Он вздохнул. Второй раз он не женился. Хотя и были случаи, но он не хотел. Привык при Малгожате к покою, к порядку в доме, к ее сосредоточенному лицу. Не любила покойница много разговаривать, не любила чесать язык с кумушками. И он боялся, как бы не попалась сварливая, завистливая бабища, как это бывает. Уж лучше хозяйничать самому, со взрослыми детьми. Дочь с мужем уехала на заработки во Францию, старший сын ушел в родную землю, средний погиб на войне, они не знали даже, где и как. Остался лишь младший, женатый на Лодзьке. И старик жил с ними.

Где-то скрипнула дверь, запели петухи. Плыцяк сидел у окна и смотрел выцветшими глазами в прошедшие, давно минувшие дни. Вспоминались лица людей, которых уже не было на земле. Когда он оглядывался назад, ему казалось, что чаще всего в его жизни случались похороны. Люди уходили в землю, на их место появлялись другие. Теперь ведь к нему ходили правнуки тех, с которыми он когда-то плясал на свадьбах и работал в поле. Земля дробилась на все меньшие участки — сперва на хозяйстве сидел отец, потом он делил его между детьми, те в свою очередь — между своими детьми, пока, наконец, не оставались эти жалкие два-три морга, которые ведь тоже придется делить. И земля становилась все менее плодородной, пришли знойные лета, засухи, каких раньше не бывало, мельчали леса, в народе ходили болезни. И Плыцяку, когда он так смотрел с высоты своих восьмидесяти лет, казалось, что все устремляется быстрей и быстрей к гибели, к окончательному уничтожению. И единственное, что оставалось неизменным, вернее даже поднималось, набирало сил, разрасталось все шире, — это остшеньская усадьба.

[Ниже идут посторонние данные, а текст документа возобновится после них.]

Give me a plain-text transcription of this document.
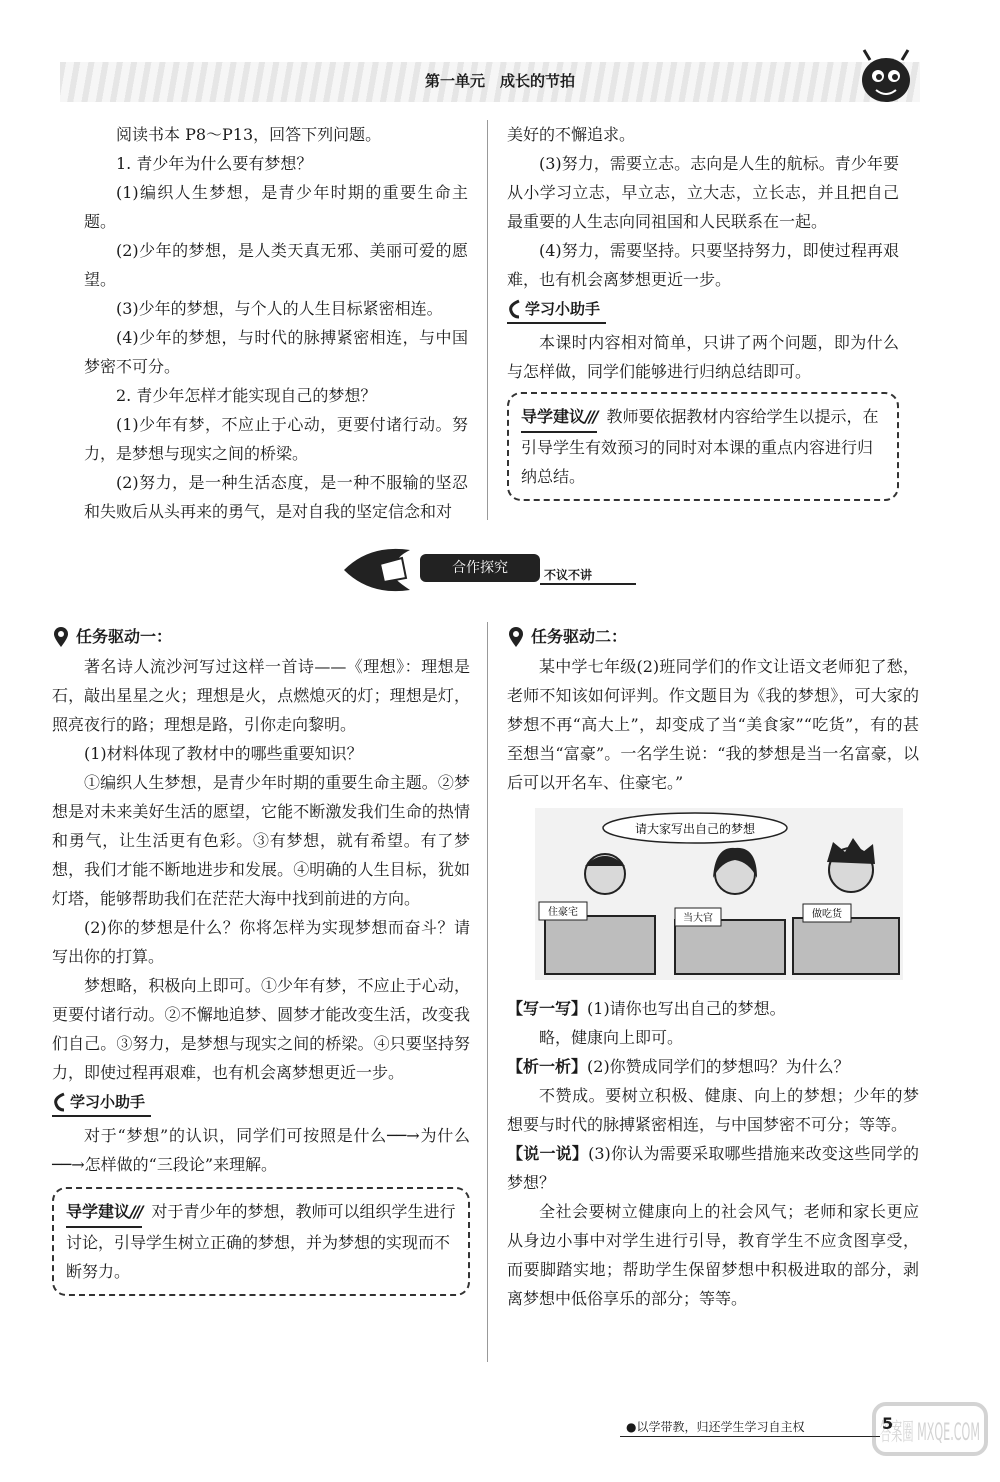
第一单元　成长的节拍

阅读书本 P8～P13，回答下列问题。

1. 青少年为什么要有梦想？

(1)编织人生梦想，是青少年时期的重要生命主题。

(2)少年的梦想，是人类天真无邪、美丽可爱的愿望。

(3)少年的梦想，与个人的人生目标紧密相连。

(4)少年的梦想，与时代的脉搏紧密相连，与中国梦密不可分。

2. 青少年怎样才能实现自己的梦想？

(1)少年有梦，不应止于心动，更要付诸行动。努力，是梦想与现实之间的桥梁。

(2)努力，是一种生活态度，是一种不服输的坚忍和失败后从头再来的勇气，是对自我的坚定信念和对

美好的不懈追求。

(3)努力，需要立志。志向是人生的航标。青少年要从小学习立志，早立志，立大志，立长志，并且把自己最重要的人生志向同祖国和人民联系在一起。

(4)努力，需要坚持。只要坚持努力，即使过程再艰难，也有机会离梦想更近一步。

学习小助手

本课时内容相对简单，只讲了两个问题，即为什么与怎样做，同学们能够进行归纳总结即可。

导学建议/// 教师要依据教材内容给学生以提示，在引导学生有效预习的同时对本课的重点内容进行归纳总结。
合作探究	不议不讲
任务驱动一：

著名诗人流沙河写过这样一首诗——《理想》：理想是石，敲出星星之火；理想是火，点燃熄灭的灯；理想是灯，照亮夜行的路；理想是路，引你走向黎明。

(1)材料体现了教材中的哪些重要知识？

①编织人生梦想，是青少年时期的重要生命主题。②梦想是对未来美好生活的愿望，它能不断激发我们生命的热情和勇气，让生活更有色彩。③有梦想，就有希望。有了梦想，我们才能不断地进步和发展。④明确的人生目标，犹如灯塔，能够帮助我们在茫茫大海中找到前进的方向。

(2)你的梦想是什么？你将怎样为实现梦想而奋斗？请写出你的打算。

梦想略，积极向上即可。①少年有梦，不应止于心动，更要付诸行动。②不懈地追梦、圆梦才能改变生活，改变我们自己。③努力，是梦想与现实之间的桥梁。④只要坚持努力，即使过程再艰难，也有机会离梦想更近一步。

学习小助手

对于“梦想”的认识，同学们可按照是什么──→为什么──→怎样做的“三段论”来理解。

导学建议/// 对于青少年的梦想，教师可以组织学生进行讨论，引导学生树立正确的梦想，并为梦想的实现而不断努力。
任务驱动二：

某中学七年级(2)班同学们的作文让语文老师犯了愁，老师不知该如何评判。作文题目为《我的梦想》，可大家的梦想不再“高大上”，却变成了当“美食家”“吃货”，有的甚至想当“富豪”。一名学生说：“我的梦想是当一名富豪，以后可以开名车、住豪宅。”

请大家写出自己的梦想
住豪宅
当大官	做吃货

【写一写】(1)请你也写出自己的梦想。

略，健康向上即可。

【析一析】(2)你赞成同学们的梦想吗？为什么？

不赞成。要树立积极、健康、向上的梦想；少年的梦想要与时代的脉搏紧密相连，与中国梦密不可分；等等。

【说一说】(3)你认为需要采取哪些措施来改变这些同学的梦想？

全社会要树立健康向上的社会风气；老师和家长更应从身边小事中对学生进行引导，教育学生不应贪图享受，而要脚踏实地；帮助学生保留梦想中积极进取的部分，剥离梦想中低俗享乐的部分；等等。

●以学带教，归还学生学习自主权	5
答案圈 MXQE.COM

Не его отец — тот жил в Пратулине и лишь потом, когда сын женился на калинской девушке, старик перебрался сюда, — а отцы и деды калинцев ходили в Остшень на барщину, служили в усадьбе, всю жизнь работали на остшеньских господ…

Старик задремал. Ему слышались далекие голоса, мерещились образы людей и событий, уже давно быльем поросших. Вот маленький Марцин пасет коров на выгоне. Капризны, надоедливы коровы в жаркий день — пастись не пасутся, а только и глядят, как бы в хлеба влезть. Поодаль соседские ребятишки ловят рыбу в протоке, — ох, как хочется побежать к ним, страсть как хочется!.. Музыка играет — чья же это свадьба? А чья, как не его, Марцина Плыцяка… Ведь вот и Малгожата здесь. Гудят басы, тоненько попискивают скрипки… Кто это так кричит? Не в Пратулине ли бьют людей на площади? Теплыми струйками сочится кровь по спине, бабы поют молитву, грохочут телеги на дороге… Плачет ребенок, трут древесную кору на лепешки в голодный год… Лежат по избам люди, все в пятнах, в жару лихорадки, в страшной болезни, которая бродит по деревне.

— Отец, что ж это вы и спать не ложились?

Он будто и не спал, очнулся сразу, не протирая глаза, не удивляясь.

— Глядите-ка, уж и день… Так вдруг сон меня сморил, я и не заметил… Ну, как, принес что-нибудь?

Сын вынул из полотняного мешка двух сомиков.

— Не стоило и переметы ставить. Всего два. Вот Мыдляж, тот угря поймал.

— Так вы вместе были?

— Вместе. Один задремлет, другой постережет. А то в прошлую ночь у Матуса кто-то все с перемета поснимал, а рыба, видать, была.

— Ежели у кого ни перемета нет, ни вентеря, что ему остается делать?

Лодзька потянулась зевая. Заворочались дети.

— Тато, рыба будет?

— Будет, будет, мама сварит. Вставай, Лодзька, поздно уж! Засиделись мы нынче на Буге.

Воскресный день начинается помаленьку, позже чем обычный. Деревня зашевелилась, из труб поднялись легкие дымки. Гоготали гуси, то тут, то там мычали коровы. Мальчики возвращались из ночного с лошадьми. Бабы неторопливо собирались в костел.